C’était juste l’aube passée quand j’ai vu la maison de mon voisin engloutie dans la fumée mais pas de pompiers est venu

Dans les semaines qui ont suivi, les choses se sont envolées tranquillement.

D’abord le faux feu, puis une collecte de fonds pour ces mêmes voisins.

Les visites non sollicitées de la police ont suivi, leurs questions sont vagues.

Lors d’un brunch de quartier, l’histoire a été racontée différemment.

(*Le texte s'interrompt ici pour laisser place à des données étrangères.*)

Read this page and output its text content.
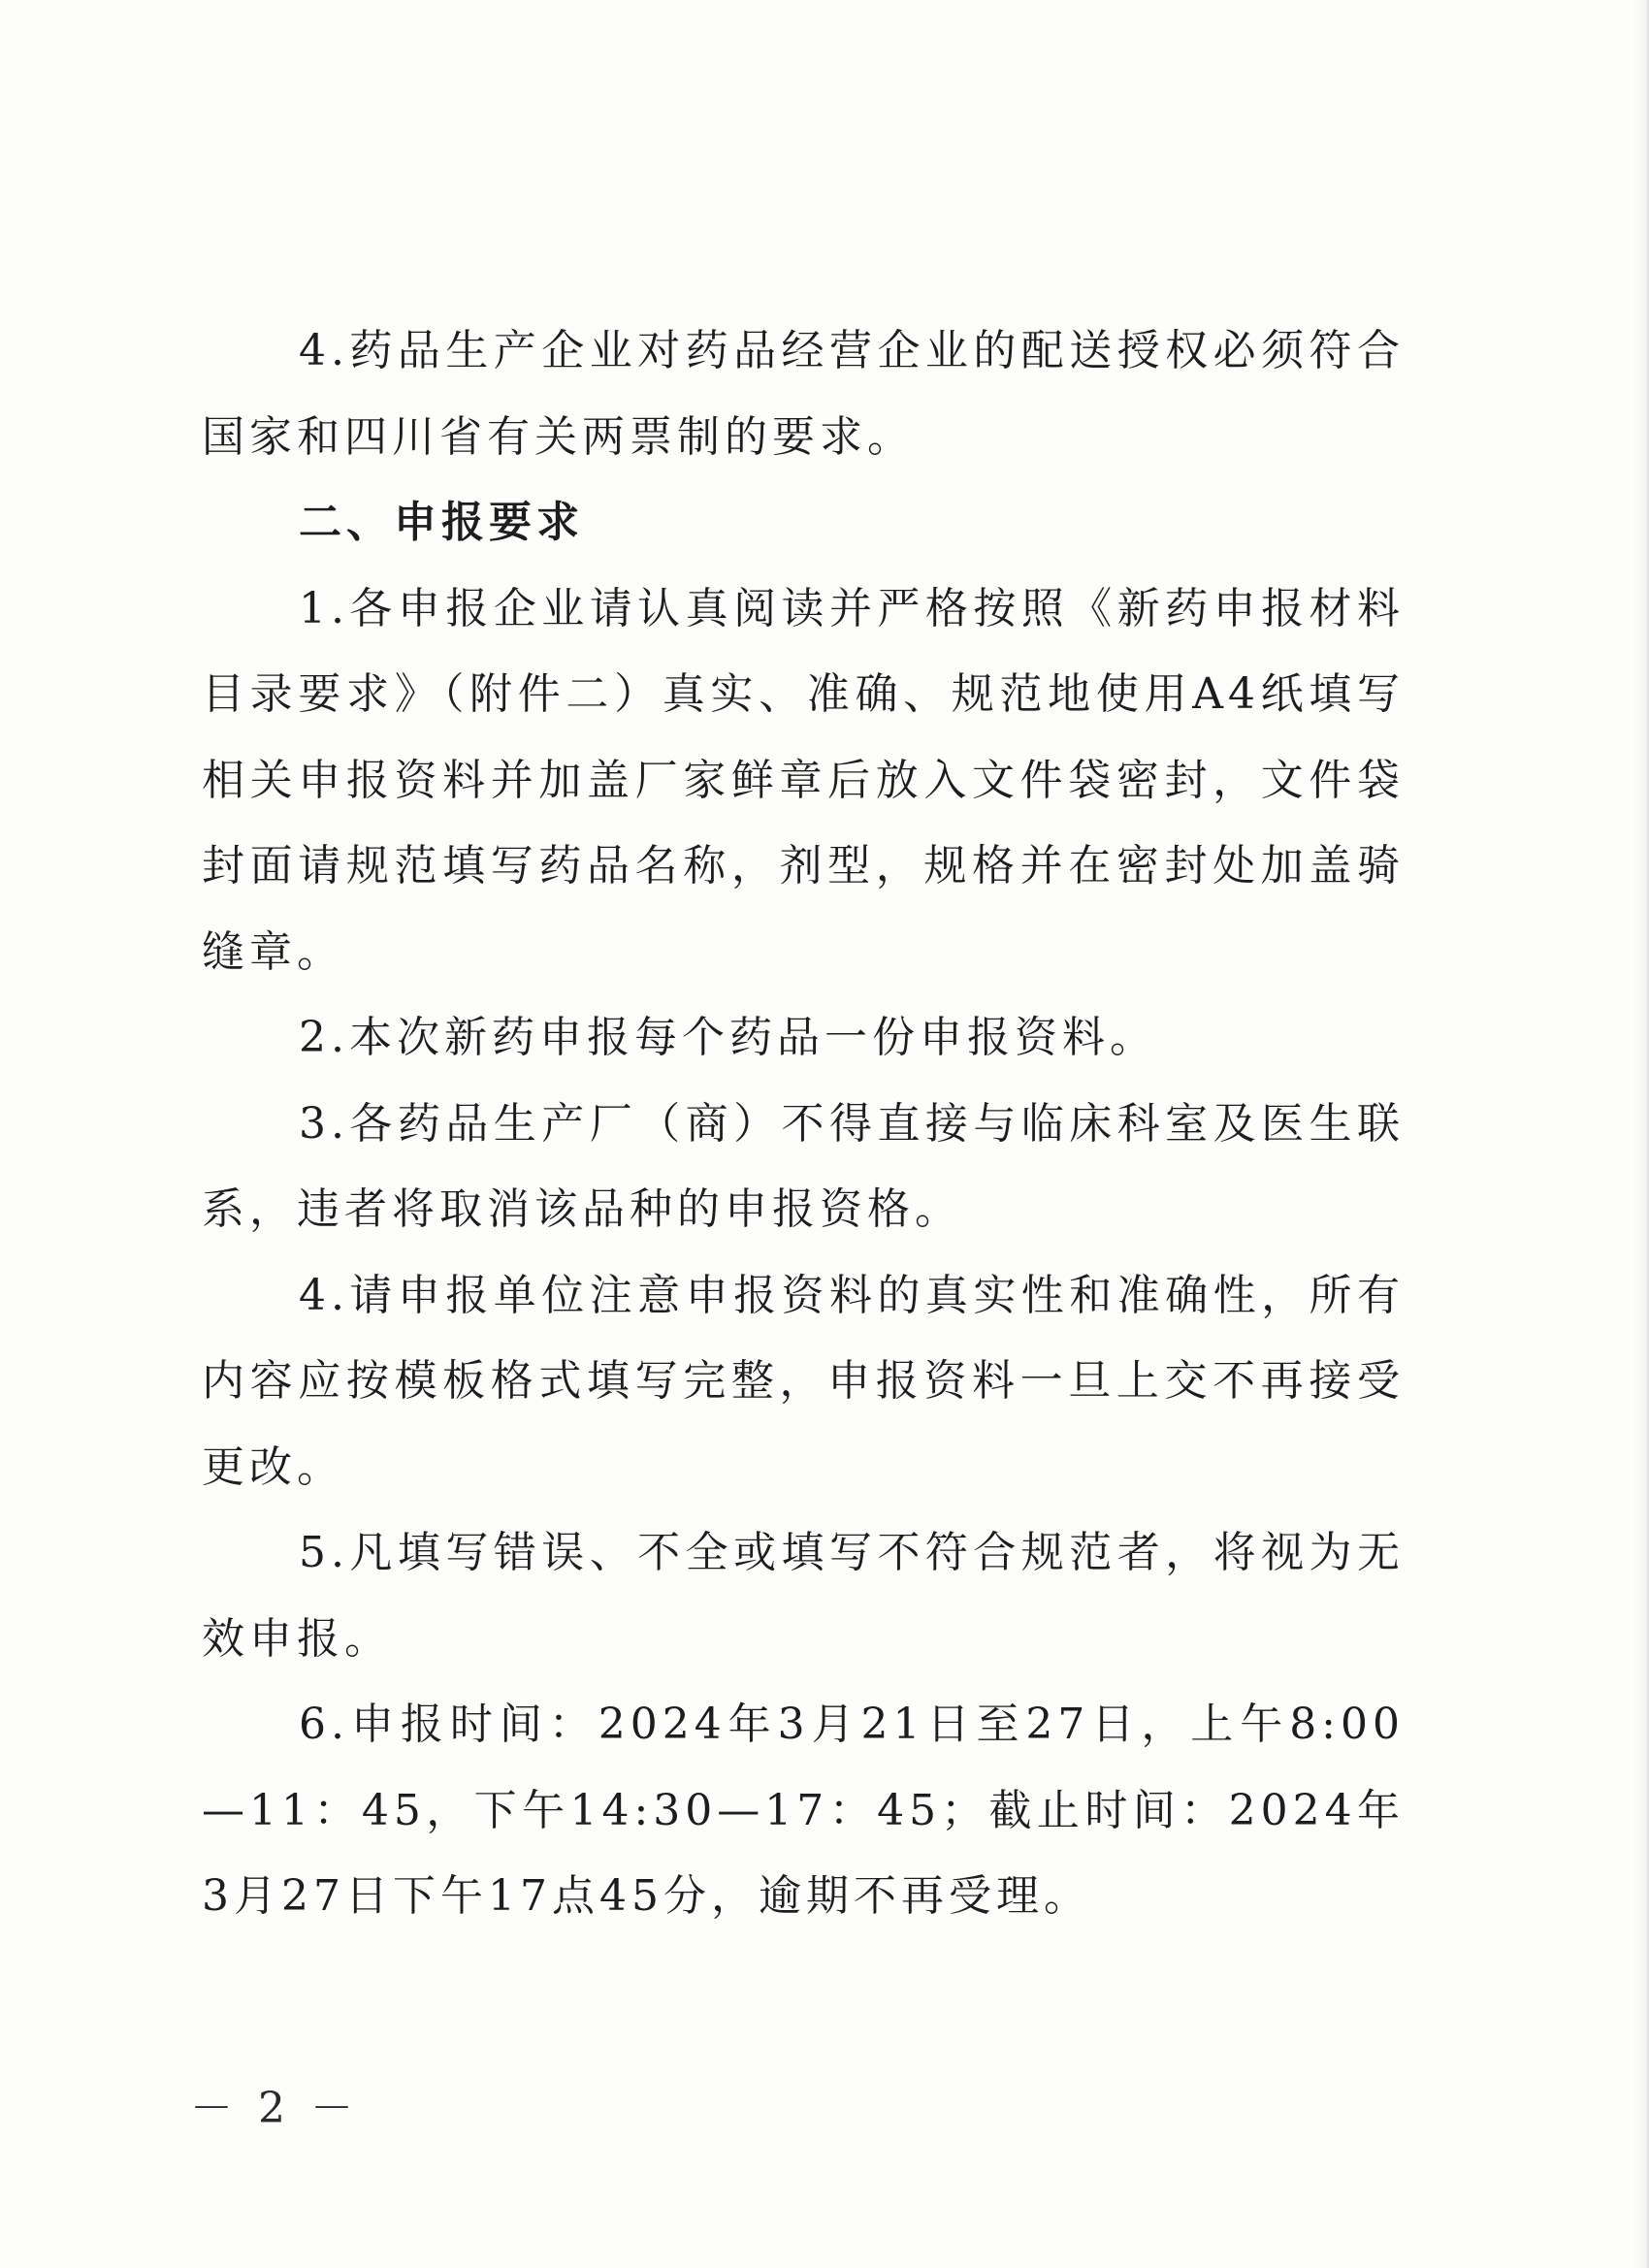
4.药品生产企业对药品经营企业的配送授权必须符合国家和四川省有关两票制的要求。

二、申报要求

1.各申报企业请认真阅读并严格按照《新药申报材料目录要求》（附件二）真实、准确、规范地使用A4纸填写相关申报资料并加盖厂家鲜章后放入文件袋密封，文件袋封面请规范填写药品名称，剂型，规格并在密封处加盖骑缝章。

2.本次新药申报每个药品一份申报资料。

3.各药品生产厂（商）不得直接与临床科室及医生联系，违者将取消该品种的申报资格。

4.请申报单位注意申报资料的真实性和准确性，所有内容应按模板格式填写完整，申报资料一旦上交不再接受更改。

5.凡填写错误、不全或填写不符合规范者，将视为无效申报。

6.申报时间：2024年3月21日至27日，上午8:00—11：45，下午14:30—17：45；截止时间：2024年3月27日下午17点45分，逾期不再受理。

－ 2 －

Un conseil anonyme m’a averti de laisser tomber toute discussion sur l’événement.

La réunion de l’association de quartier se profilait, où les voisins présenteraient leur version des événements.

Je me sentais déchiré, incertain si je devais révéler ce que j’avais capturé.

La tension était palpable, comme une corde tendue qui attendait de craquer.

Chaque interaction se sentait chargée de questions non dites.

Leurs sourires portaient un soupçon d’avertissement.

Par le passé, toutes les préoccupations les concernant ont été rapidement rejetées.

Ils avaient un moyen de diminuer la sympathie de la communauté à leur faveur.

Même les autorités semblaient marcher à la légère.

Maintenant, alors que j’ai fait face à cette décision, le poids de celle-ci a fortement insisté sur moi.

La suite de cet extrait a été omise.